A 2.1-kg 15-cm-radius cylinder, initially at rest, is free to rotate about the axis of the cylinder. A rope of negligible mass is wrapped around it and pulled with a force of 14 N.
(a) Find the magnitude of the torque exerted by the rope.
?N · m
(b) Find the angular acceleration of the cylinder.
?rad/s2
(c) Find the angular velocity of the cylinder at t = 1.00 s.
?rad/s
To answer these questions, we need to use the concepts of torque, angular acceleration, and angular velocity. Let's break down each question and explain how to find the answers.
(a) To find the magnitude of the torque exerted by the rope, we can use the formula:
Torque = Force * Lever Arm
The lever arm is the perpendicular distance from the axis of rotation to the line of action of the force. In this case, the lever arm is equal to the radius of the cylinder. Substitute the given values into the formula:
Torque = 14 N * 0.15 m
Torque = 2.1 N·m
Therefore, the magnitude of the torque exerted by the rope is 2.1 N·m.

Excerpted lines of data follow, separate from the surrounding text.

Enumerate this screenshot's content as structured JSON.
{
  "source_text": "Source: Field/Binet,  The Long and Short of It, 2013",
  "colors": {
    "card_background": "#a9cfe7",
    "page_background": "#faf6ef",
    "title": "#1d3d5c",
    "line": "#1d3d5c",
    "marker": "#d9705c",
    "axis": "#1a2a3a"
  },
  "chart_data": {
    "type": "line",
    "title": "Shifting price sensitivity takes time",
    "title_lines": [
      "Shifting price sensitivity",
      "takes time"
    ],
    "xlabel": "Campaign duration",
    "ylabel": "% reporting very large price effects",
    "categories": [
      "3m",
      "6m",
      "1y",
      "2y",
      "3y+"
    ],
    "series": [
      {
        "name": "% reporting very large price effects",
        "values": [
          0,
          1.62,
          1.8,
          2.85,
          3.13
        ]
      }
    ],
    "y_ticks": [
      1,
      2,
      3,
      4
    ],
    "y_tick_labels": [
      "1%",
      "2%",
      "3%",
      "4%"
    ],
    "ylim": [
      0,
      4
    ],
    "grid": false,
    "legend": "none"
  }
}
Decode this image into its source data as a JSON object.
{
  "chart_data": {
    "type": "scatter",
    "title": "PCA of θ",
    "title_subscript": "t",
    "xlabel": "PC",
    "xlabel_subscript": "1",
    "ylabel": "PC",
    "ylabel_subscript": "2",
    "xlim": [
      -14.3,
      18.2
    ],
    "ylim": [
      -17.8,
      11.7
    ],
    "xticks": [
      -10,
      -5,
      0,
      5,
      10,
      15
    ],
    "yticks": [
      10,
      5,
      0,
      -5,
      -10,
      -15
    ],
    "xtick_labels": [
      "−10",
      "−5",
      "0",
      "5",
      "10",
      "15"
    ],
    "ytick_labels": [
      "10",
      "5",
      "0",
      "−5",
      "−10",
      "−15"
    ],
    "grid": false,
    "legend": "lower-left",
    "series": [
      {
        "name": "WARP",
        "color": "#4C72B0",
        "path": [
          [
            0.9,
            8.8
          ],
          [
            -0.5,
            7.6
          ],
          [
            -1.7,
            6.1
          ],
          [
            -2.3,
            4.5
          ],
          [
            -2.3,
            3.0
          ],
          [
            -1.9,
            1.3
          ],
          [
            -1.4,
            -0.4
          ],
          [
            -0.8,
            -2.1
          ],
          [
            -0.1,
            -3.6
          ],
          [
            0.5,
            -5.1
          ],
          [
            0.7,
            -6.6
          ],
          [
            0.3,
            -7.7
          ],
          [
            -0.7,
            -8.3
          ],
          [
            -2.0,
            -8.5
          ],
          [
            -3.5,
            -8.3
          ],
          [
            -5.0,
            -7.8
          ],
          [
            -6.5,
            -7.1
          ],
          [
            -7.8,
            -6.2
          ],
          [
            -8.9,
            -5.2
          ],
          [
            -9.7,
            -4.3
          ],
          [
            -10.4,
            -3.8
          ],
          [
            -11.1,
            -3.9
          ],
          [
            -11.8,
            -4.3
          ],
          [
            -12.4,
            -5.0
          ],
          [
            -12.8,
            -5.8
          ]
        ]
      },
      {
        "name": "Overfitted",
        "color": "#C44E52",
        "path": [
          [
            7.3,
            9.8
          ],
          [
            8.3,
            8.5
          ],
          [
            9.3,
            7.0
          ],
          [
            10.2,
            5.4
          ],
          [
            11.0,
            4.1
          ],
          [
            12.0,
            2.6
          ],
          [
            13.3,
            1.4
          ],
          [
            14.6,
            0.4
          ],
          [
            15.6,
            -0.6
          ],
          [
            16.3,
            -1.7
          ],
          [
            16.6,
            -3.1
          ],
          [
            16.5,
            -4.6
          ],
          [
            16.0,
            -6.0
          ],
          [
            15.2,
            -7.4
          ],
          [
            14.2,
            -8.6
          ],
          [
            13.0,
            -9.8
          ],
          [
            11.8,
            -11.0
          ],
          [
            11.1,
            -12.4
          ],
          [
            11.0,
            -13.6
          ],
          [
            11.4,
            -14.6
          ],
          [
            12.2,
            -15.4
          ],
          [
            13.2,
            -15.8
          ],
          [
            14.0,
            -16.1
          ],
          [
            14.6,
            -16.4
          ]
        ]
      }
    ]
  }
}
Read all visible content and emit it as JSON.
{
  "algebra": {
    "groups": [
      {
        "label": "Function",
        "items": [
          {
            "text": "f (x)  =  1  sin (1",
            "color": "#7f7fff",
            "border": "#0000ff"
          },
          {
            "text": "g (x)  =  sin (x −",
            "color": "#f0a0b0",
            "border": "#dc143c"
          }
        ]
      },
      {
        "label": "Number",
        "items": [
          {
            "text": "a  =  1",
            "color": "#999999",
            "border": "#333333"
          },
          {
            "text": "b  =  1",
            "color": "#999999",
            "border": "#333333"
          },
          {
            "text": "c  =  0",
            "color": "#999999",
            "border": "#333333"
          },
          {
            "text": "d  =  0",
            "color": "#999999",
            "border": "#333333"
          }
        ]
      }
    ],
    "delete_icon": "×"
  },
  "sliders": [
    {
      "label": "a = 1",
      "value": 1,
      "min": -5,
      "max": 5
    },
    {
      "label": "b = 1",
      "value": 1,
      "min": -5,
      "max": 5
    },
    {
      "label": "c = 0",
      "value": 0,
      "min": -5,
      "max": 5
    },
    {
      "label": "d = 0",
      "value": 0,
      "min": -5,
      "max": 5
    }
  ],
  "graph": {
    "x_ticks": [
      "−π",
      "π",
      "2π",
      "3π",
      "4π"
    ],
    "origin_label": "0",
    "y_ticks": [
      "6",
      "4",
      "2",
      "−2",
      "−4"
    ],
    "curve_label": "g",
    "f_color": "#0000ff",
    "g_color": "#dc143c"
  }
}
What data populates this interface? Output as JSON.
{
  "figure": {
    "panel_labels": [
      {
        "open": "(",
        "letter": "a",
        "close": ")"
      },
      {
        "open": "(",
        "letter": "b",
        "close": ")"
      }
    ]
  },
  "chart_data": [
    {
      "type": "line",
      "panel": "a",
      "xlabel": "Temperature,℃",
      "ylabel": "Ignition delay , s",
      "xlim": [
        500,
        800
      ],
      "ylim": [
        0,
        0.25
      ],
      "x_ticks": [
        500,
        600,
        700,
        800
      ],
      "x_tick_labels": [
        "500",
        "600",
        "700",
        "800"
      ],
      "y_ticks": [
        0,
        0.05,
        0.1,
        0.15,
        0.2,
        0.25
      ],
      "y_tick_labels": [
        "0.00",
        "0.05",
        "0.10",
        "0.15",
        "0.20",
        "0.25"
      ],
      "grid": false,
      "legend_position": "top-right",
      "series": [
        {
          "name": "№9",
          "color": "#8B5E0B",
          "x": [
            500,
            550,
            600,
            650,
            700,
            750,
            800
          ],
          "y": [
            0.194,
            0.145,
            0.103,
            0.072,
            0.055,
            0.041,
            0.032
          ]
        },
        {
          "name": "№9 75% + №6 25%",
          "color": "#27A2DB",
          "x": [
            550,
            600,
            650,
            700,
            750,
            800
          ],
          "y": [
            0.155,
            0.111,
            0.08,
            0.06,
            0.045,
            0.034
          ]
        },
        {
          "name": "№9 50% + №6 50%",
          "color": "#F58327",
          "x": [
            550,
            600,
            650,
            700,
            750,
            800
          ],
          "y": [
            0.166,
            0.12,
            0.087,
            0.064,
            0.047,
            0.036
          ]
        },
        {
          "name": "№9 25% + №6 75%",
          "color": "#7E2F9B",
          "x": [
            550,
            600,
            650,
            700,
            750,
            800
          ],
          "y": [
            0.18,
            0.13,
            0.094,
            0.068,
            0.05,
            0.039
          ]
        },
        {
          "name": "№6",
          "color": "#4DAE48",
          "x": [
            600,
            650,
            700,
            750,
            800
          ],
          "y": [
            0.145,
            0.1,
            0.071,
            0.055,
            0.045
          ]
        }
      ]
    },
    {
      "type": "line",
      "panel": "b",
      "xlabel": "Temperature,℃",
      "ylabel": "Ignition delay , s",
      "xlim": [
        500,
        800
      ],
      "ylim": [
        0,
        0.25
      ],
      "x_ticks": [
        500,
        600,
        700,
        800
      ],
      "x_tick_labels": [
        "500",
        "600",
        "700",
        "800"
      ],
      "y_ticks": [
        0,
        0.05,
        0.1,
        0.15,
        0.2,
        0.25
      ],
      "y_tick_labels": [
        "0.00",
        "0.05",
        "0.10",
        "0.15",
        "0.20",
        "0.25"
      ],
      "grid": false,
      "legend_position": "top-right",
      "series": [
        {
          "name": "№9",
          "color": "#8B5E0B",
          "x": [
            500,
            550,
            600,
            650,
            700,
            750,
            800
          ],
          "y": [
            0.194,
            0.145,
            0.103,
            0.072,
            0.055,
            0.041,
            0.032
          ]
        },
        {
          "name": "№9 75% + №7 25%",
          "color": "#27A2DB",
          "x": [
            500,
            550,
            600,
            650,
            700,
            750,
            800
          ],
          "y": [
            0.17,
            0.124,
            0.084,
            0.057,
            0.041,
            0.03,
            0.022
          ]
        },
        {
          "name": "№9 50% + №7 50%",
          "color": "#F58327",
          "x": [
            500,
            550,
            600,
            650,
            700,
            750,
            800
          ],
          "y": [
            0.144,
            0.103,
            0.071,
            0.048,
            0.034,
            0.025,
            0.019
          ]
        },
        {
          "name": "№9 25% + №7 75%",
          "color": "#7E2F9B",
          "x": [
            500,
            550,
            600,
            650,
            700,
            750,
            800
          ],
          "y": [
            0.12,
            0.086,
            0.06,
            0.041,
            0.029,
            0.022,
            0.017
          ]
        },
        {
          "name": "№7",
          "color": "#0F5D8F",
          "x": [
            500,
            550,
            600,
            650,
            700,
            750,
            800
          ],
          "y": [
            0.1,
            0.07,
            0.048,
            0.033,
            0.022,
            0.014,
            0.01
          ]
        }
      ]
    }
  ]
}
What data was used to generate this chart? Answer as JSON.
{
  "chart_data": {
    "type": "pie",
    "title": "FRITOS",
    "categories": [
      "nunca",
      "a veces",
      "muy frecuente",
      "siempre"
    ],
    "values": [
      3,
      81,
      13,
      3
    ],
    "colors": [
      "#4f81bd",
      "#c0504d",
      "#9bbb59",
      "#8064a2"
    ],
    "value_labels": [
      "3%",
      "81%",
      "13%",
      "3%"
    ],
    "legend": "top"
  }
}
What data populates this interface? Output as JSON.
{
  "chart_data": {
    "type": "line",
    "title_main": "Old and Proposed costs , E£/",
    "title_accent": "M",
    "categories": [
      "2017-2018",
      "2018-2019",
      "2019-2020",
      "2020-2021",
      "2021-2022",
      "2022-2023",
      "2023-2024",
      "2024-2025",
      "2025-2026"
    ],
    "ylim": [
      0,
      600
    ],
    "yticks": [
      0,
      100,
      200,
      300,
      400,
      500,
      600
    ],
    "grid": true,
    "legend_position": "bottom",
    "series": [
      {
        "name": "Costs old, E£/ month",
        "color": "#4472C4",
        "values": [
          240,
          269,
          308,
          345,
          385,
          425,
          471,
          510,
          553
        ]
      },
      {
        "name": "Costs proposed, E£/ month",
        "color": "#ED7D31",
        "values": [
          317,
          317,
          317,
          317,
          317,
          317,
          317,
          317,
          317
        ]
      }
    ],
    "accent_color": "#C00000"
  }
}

(b) To find the angular acceleration of the cylinder, we can use the formula:
Torque = Moment of Inertia * Angular Acceleration
The moment of inertia depends on the shape and mass distribution of the object. For a cylindrical object rotating about its axis, the formula is:
Moment of Inertia = (1/2) * Mass * Radius^2
Substitute the given values into the formula:
Moment of Inertia = (1/2) * 2.1 kg * (0.15 m)^2
Moment of Inertia = 0.023625 kg·m^2
Now, rearrange the formula to solve for angular acceleration:
Angular Acceleration = Torque / Moment of Inertia
Angular Acceleration = (2.1 N·m) / (0.023625 kg·m^2)
Angular Acceleration = 88.89 rad/s^2
Therefore, the angular acceleration of the cylinder is 88.89 rad/s^2.
(c) To find the angular velocity of the cylinder at t = 1.00 s, we can use the formula:
Final Angular Velocity = Initial Angular Velocity + (Angular Acceleration * Time)
Given that the initial angular velocity is 0 rad/s (since the cylinder is initially at rest), and the angular acceleration is 88.89 rad/s^2, substitute these values into the formula:
Final Angular Velocity = 0 rad/s + (88.89 rad/s^2 * 1.00 s)
Final Angular Velocity = 88.89 rad/s
Therefore, the angular velocity of the cylinder at t = 1.00 s is 88.89 rad/s.